According to ISO 9223, the atmospheric corrosion can be divided into 6 categories from very low to extreme: C1, C2, C3, C4, C5, and CX. Based on the measured corrosion rate of hot-dip galvanized steel coupons exposed in 2393 test stations inland and calculated corrosion rate from DRF in 2918 sites around the coastline, in this work, the atmospheric corrosivity categories of these stations of China were determined.

To visualize the atmospheric corrosion map, the data of the collected cities were linked to their corresponding geographical coordinates and translated into colors on a map through ArcGIS software (version 10.4). Firstly, the longitudes and latitudes of the stations were put into ArcGIS software to mark out their corresponding locations on the map of China. Secondly, the corrosion rates of the stations were given to corresponding locations. Then the presented values of the whole country are computed based on IDW interpolation algorithm. To improve the accuracy of the atmospheric corrosivity map and optimize the visual experience, each category was divided into several sub-categories dyed with the similar color scheme.

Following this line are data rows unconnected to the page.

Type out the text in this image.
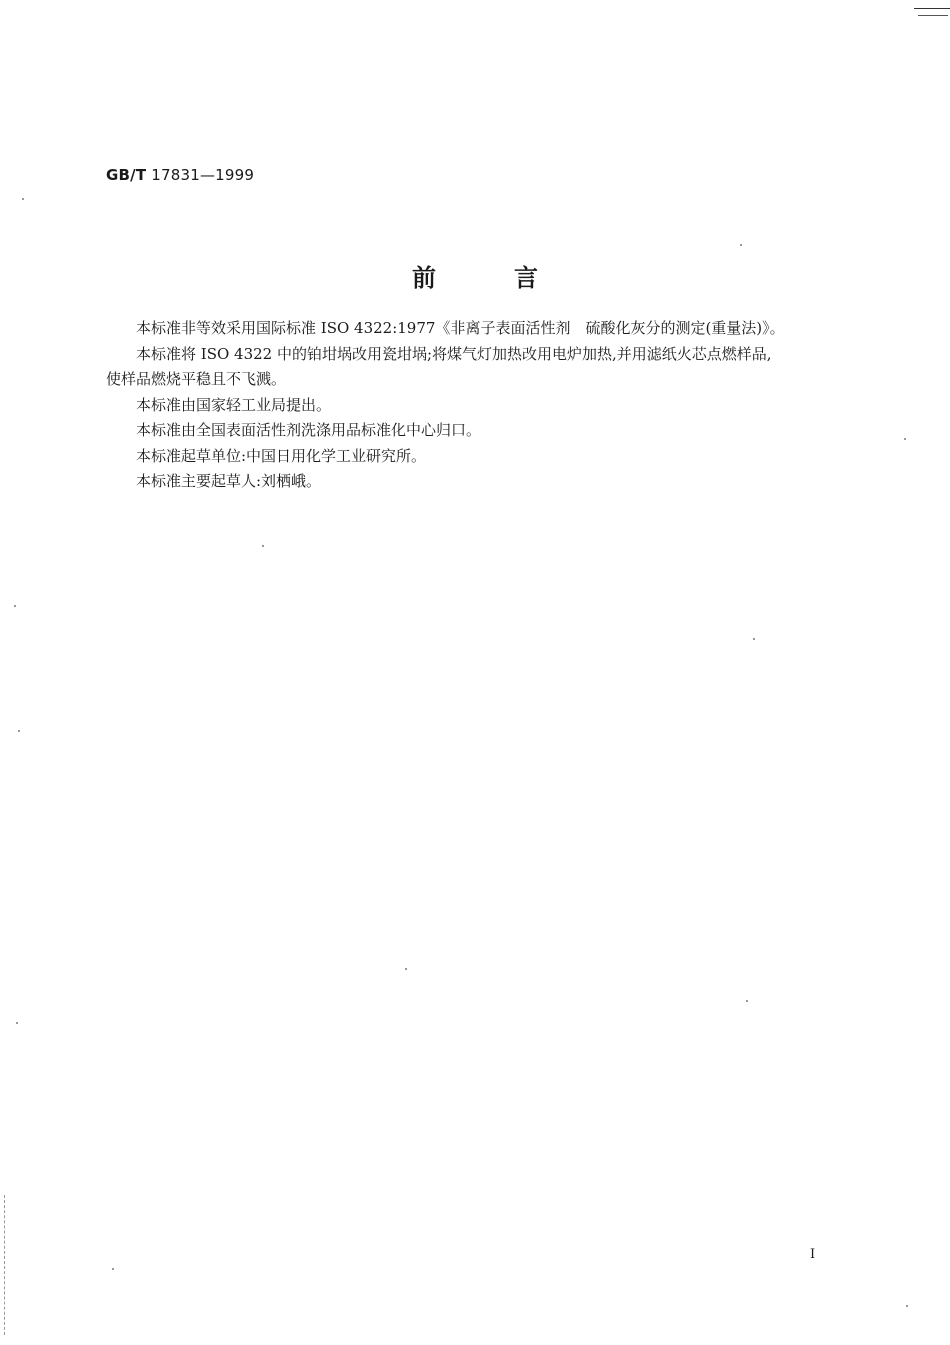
GB/T 17831—1999
前	言

本标准非等效采用国际标准 ISO 4322:1977《非离子表面活性剂　硫酸化灰分的测定(重量法)》。

本标准将 ISO 4322 中的铂坩埚改用瓷坩埚;将煤气灯加热改用电炉加热,并用滤纸火芯点燃样品,
使样品燃烧平稳且不飞溅。

本标准由国家轻工业局提出。

本标准由全国表面活性剂洗涤用品标准化中心归口。

本标准起草单位:中国日用化学工业研究所。

本标准主要起草人:刘栖峨。

I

IDW interpolation algorithm explicitly works on the assumption that things which are closer to each other are more alike than those which are farther apart42. The interpolated values are essentially estimated by the local weighted averages, as shown in formulas (3) and (4):

$$Z_0{{{\mathrm{ = }}}}\mathop {\sum }\limits_{i{{{\mathrm{ = 1}}}}}^n Z_i\lambda _i$$
$$\lambda _i{{{\mathrm{ = }}}}\frac{{\frac{1}{{d^p}}}}{{\mathop {\sum }\nolimits_{{{{\mathrm{i = 1}}}}}^n \frac{1}{{d_i^p}}}}$$

in which Z0 and Zi are the estimated value at a predicted point and the observed value at a given point, respectively; λi is the weight value, which is a positive real number; n represents the number of sampled points used for the estimation. Greater values of p grant greater influence on values which are closest to the point to be interpolated43. The parameter prediction for the target location is a summation of the product of ‘allotted weights’ and ‘measured values’ for all sites. After reviewing numerous literature, p is taken to be 1–4 for the current study to optimize the atmospheric corrosion map.

Cross Validation

Cross validation was carried out in 700 stations in China to evaluate the performance of IDW interpolation algorithm. After extracted from the interpolation, the predicted corrosion rate is estimated by the observed data obtained from the closest 10 stations44. Then the predicted corrosion rate is compared with the extracted data. Both the corrosion rate and corrosion category of 700 stations and the results can be statistically analyzed. Three statistical methods were employed in this study include MAE (Eq. (5)), MRE (Eq. (6)), and RMSE (Eq. (7)), respectively.

$${{{\mathrm{MAE = }}}}\frac{1}{n}\mathop {\sum }\limits_{i{{{\mathrm{ = 1}}}}}^n \left| {Z_i - Z_0} \right|$$
$${{{\mathrm{MRE = }}}}\frac{1}{n}\mathop {\sum }\limits_{{{{\mathrm{i = 1}}}}}^n \frac{{\left| {Z_i - Z_0} \right|}}{{Z_i}}$$
$${{{\mathrm{MRSE}}}} = \sqrt {\frac{1}{n}\mathop {\sum }\limits_{{{{\mathrm{i}}}} = {{{\mathrm{1}}}}}^n \left( {Z_i - Z_0} \right)^2}$$

where Z0 and Zi are the predicted corrosion rate and the corresponding observed corrosion rate at point i at the same point, respectively. The smaller the values of MAE, MRE, and MRSE, the higher the interpolation precision.